Dabigatran: A Review of Clinical and Pharmacoeconomic Evidence
Critical Pathways in Cardiology, 10/07/2011Reddy P et al.
These observations suggest that dabigatran is a valuable addition to the therapeutic armamentarium for stroke prevention in selected patients with atrial fibrillation although caution should be exercised given the limited data on this agent and higher cost.

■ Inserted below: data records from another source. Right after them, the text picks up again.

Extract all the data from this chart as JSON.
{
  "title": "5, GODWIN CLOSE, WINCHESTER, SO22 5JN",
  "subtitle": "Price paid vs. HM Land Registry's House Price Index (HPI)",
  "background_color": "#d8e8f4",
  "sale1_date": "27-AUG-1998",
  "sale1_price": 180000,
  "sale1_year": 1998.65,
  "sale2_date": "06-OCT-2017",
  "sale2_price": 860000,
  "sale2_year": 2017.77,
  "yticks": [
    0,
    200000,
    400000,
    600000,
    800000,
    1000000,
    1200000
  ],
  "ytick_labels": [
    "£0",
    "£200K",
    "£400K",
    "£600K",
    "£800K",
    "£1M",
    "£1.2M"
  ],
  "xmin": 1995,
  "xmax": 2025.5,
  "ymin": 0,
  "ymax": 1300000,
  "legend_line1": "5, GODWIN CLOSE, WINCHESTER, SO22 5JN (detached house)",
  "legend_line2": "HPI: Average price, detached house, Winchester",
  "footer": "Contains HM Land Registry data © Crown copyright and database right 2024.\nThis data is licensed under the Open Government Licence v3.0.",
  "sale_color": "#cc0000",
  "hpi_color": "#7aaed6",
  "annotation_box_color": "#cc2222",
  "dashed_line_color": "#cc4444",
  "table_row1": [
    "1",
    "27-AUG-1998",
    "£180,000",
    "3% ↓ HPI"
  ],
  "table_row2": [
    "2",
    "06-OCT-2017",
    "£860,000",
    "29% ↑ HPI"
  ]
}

A single trial has studied patients at risk for stroke associated with nonvalvular atrial fibrillation; in this trial, dabigatran 150 mg twice a day met the criteria for superiority over warfarin in preventing stroke and systemic embolism while reducing the rate of hemorrhagic stroke with a similar risk of major bleeding.
For the treatment of venous thromboembolism, dabigatran 150 mg twice a day had comparable efficacy and safety versus warfarin.
In contrast, dabigatran was less effective than enoxaparin 30 mg twice a day in venous thromboembolism prevention in orthopedic surgery.
Advantages of dabigatran over warfarin include its lack of need for routine laboratory monitoring, a fixed–dose regimen, and potentially fewer clinically important drug interactions.
Concerns include higher incidences of dyspepsia and gastrointestinal bleeding, twice–daily dosing, and lack of effective antidote.
Additional drawbacks include higher drug cost versus warfarin, accumulation in case of renal impairment, higher discontinuation rates due to adverse events, and limited long–term safety and trial data.
From a payer perspective, overall costs will be higher with dabigatran compared with warfarin, but dabigatran does meet the threshold to be considered a cost–effective therapy.
In addition, the lack of need for regular laboratory monitoring is a quality of life advantage for patients on dabigatran.